Look at this beautiful child.

TARGET: Time Skeletons

Of course these wouldn't just be hourglasses with skull designs, don't be silly. These are creatures. Creatures with two skulls and adorable tiny hands who also enjoy keeping time or maybe just attempting to eat hourglasses whole.

WAL MART: Spooky Sticks

These are supposed to be pet toys, specifically for playing fetch with a dog, but I'm pretty sure dogs love regular sticks exactly as much as their capacity to love a mass produced, designer stick. Fake rubber sticks in the shape of Halloween monsters is definitely more for the benefit of us humans than anything else. Maybe a little too much. "Dog toys" isn't really the first thing I'd think if I saw these things removed from context, especially when the vampire is also a buff, mostly naked superhero for no apparent reason.
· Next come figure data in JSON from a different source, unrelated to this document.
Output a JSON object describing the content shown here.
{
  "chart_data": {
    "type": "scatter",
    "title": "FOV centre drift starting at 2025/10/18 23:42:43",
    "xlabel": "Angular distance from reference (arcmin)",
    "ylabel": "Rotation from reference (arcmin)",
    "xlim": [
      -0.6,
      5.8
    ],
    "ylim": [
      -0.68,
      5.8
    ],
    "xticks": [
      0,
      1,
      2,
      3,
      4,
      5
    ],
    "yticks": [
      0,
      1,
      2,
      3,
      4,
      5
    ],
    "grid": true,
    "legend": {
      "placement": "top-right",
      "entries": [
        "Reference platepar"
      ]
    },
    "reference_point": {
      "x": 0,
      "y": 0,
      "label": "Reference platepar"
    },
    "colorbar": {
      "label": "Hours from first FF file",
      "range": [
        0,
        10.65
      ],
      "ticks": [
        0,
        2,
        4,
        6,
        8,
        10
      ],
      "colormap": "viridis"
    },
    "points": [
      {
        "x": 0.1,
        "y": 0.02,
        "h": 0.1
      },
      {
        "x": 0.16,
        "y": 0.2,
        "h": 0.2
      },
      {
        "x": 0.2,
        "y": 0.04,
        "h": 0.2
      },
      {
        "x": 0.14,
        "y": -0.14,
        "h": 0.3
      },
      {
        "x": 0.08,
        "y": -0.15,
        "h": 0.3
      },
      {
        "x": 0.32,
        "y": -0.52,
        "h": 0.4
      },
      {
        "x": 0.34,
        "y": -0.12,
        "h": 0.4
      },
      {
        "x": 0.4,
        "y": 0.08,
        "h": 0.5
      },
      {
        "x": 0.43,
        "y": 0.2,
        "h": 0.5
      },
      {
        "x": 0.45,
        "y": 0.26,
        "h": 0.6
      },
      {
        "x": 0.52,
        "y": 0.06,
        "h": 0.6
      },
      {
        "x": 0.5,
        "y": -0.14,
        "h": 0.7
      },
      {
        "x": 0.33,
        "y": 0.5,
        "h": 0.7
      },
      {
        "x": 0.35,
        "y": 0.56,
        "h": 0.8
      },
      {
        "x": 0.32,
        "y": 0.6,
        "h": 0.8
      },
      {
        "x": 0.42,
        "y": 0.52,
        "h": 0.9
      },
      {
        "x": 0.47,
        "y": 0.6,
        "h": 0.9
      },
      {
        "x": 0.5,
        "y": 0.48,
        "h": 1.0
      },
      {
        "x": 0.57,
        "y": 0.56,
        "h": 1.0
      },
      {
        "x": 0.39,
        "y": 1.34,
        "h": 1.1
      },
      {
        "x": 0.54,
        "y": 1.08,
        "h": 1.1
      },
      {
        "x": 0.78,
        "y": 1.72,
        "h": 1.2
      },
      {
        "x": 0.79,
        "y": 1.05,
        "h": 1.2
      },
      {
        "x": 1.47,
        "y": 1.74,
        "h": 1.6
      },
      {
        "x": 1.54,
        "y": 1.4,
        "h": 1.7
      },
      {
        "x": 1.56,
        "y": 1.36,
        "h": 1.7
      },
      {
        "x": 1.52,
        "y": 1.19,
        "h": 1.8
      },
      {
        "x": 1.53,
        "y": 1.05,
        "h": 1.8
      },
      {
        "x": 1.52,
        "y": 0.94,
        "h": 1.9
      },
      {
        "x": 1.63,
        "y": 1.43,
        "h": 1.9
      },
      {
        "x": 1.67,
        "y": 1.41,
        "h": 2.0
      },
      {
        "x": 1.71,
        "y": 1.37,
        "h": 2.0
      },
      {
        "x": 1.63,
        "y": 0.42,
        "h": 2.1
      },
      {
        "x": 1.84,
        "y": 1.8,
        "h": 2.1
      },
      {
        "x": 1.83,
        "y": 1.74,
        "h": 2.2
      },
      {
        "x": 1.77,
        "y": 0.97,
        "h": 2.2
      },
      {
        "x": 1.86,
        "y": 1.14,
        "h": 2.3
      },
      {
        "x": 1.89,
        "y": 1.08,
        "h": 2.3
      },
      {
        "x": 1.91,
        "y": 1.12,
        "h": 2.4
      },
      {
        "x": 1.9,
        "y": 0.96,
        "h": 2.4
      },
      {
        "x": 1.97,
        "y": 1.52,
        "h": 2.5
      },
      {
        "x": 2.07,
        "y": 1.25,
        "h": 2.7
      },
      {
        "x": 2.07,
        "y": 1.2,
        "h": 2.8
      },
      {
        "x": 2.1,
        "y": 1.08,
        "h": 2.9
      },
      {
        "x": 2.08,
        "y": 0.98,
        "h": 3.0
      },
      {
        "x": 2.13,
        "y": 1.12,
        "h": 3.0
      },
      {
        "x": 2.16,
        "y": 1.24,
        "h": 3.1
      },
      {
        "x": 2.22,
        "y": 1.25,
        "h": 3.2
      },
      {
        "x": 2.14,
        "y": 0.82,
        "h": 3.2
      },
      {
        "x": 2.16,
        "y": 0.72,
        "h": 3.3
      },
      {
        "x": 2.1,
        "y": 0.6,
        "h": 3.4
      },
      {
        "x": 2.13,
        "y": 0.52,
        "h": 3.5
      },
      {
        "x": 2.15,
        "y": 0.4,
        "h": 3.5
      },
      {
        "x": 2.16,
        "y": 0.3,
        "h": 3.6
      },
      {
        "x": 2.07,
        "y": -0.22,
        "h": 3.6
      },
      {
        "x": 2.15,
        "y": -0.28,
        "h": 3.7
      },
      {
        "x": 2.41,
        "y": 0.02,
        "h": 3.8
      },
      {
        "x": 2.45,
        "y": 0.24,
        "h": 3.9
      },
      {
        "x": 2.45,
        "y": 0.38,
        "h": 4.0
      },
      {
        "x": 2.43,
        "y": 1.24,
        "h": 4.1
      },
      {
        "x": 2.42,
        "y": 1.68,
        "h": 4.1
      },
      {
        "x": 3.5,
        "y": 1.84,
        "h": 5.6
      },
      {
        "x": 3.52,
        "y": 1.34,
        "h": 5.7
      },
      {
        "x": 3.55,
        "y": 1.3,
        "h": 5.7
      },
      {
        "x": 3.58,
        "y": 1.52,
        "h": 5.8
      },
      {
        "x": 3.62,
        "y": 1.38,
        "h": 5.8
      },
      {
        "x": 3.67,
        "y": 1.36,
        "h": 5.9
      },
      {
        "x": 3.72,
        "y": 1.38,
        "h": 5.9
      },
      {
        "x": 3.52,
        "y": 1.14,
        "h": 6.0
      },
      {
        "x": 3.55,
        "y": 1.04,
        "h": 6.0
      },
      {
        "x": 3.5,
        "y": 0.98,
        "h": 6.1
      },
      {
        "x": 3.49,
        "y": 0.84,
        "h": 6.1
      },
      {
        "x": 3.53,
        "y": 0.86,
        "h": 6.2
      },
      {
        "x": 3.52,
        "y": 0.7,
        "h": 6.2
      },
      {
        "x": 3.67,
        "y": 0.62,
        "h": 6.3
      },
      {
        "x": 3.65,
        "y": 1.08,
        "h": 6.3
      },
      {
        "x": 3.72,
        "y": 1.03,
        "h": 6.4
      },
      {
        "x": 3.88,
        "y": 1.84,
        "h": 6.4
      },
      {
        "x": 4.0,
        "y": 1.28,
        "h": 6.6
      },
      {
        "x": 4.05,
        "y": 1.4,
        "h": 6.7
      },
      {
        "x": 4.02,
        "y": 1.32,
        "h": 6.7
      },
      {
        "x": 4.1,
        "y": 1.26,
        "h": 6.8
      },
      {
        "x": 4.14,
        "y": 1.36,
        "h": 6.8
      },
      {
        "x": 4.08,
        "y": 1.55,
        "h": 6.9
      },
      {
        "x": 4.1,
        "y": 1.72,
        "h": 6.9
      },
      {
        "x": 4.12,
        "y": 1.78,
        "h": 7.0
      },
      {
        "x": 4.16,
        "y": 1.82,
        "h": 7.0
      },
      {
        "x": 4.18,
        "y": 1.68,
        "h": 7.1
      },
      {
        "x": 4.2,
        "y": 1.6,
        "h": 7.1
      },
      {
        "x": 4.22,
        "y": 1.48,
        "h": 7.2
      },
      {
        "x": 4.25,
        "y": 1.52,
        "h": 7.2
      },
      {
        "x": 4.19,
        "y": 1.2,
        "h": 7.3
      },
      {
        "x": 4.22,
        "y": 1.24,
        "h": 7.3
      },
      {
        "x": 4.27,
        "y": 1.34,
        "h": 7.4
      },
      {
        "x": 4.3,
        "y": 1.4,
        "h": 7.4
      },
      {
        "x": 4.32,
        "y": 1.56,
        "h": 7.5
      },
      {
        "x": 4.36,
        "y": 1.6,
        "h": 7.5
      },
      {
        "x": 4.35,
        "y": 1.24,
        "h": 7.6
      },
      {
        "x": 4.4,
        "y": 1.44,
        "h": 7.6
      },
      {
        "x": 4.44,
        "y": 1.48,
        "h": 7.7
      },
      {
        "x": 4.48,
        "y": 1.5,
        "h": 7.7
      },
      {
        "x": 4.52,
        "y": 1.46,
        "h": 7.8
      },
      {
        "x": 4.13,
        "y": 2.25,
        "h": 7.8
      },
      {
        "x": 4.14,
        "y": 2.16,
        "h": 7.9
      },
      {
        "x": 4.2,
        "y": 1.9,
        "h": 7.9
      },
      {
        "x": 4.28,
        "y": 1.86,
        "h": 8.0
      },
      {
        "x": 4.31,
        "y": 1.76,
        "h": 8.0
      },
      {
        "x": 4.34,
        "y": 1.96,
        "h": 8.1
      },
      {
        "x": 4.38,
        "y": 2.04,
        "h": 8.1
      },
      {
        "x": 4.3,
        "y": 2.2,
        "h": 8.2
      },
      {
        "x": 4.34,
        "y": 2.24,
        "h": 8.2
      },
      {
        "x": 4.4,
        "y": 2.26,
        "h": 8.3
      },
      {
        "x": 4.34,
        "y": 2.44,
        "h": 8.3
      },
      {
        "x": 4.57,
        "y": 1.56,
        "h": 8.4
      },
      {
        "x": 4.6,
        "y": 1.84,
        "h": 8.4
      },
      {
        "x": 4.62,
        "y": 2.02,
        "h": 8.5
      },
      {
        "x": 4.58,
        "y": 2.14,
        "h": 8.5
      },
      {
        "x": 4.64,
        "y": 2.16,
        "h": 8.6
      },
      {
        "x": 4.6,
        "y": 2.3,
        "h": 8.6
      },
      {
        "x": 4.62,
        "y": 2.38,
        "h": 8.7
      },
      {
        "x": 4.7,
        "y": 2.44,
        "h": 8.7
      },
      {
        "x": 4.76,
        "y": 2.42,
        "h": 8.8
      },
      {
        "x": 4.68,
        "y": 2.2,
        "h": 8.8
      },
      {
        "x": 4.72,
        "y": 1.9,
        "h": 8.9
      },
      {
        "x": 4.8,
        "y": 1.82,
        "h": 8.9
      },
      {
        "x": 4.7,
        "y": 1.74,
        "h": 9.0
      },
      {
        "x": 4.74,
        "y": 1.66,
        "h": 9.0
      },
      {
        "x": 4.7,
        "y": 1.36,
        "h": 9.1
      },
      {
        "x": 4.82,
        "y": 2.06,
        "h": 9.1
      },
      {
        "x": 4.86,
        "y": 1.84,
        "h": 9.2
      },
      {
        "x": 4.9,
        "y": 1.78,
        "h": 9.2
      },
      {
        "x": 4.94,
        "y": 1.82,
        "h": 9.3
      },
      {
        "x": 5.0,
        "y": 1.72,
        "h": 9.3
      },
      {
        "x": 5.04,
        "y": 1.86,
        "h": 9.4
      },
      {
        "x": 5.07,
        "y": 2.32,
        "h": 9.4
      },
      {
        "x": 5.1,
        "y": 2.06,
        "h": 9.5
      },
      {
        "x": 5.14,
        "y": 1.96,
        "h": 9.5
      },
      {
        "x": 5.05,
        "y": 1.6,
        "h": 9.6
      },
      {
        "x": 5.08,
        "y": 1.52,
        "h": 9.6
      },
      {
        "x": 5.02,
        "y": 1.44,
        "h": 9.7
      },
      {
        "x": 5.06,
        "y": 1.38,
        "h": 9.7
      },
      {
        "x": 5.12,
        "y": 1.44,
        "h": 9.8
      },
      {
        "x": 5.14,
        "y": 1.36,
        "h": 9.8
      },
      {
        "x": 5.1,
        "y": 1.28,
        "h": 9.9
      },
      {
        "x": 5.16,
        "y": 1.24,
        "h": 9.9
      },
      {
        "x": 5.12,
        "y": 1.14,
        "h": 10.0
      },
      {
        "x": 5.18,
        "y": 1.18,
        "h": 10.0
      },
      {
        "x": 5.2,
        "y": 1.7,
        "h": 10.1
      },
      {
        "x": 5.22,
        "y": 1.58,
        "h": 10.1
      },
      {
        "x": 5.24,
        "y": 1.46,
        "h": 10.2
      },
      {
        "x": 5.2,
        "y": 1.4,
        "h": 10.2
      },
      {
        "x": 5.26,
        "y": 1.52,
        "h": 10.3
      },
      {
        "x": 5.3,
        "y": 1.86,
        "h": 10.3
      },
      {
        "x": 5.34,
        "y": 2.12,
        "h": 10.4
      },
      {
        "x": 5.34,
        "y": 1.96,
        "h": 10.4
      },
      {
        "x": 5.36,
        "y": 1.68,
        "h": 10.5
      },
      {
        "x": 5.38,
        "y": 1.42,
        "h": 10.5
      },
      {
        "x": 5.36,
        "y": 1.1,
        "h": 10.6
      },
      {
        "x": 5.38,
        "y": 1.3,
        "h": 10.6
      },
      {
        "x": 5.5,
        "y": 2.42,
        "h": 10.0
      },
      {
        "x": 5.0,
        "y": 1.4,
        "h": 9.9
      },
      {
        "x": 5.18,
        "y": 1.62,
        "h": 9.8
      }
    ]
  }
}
There's even non-monster versions of "the sticks," but the packaging still indicates they're meant to be Halloween items. I think these are also making me even more uncomfortable than Captain Fangtastick, especially when Twiggy has the exact same face they put on inflatable dolls.


You know, I've covered dollar general almost every year, but this year I kept thinking I could just do it later, and then maybe later still, and then maybe later again, all the way up until we moved to Oregon and did you know there are parts of America WITHOUT Dollar General stores!? I had no idea! These wonderful trash bag rats are thus the last Dollar General Halloween item I'll be seeing for quite some time.

Aren't they adorable, though? Trash bag ghosts, spiders and pumpkins have been around for decades, but these little rats are entirely new!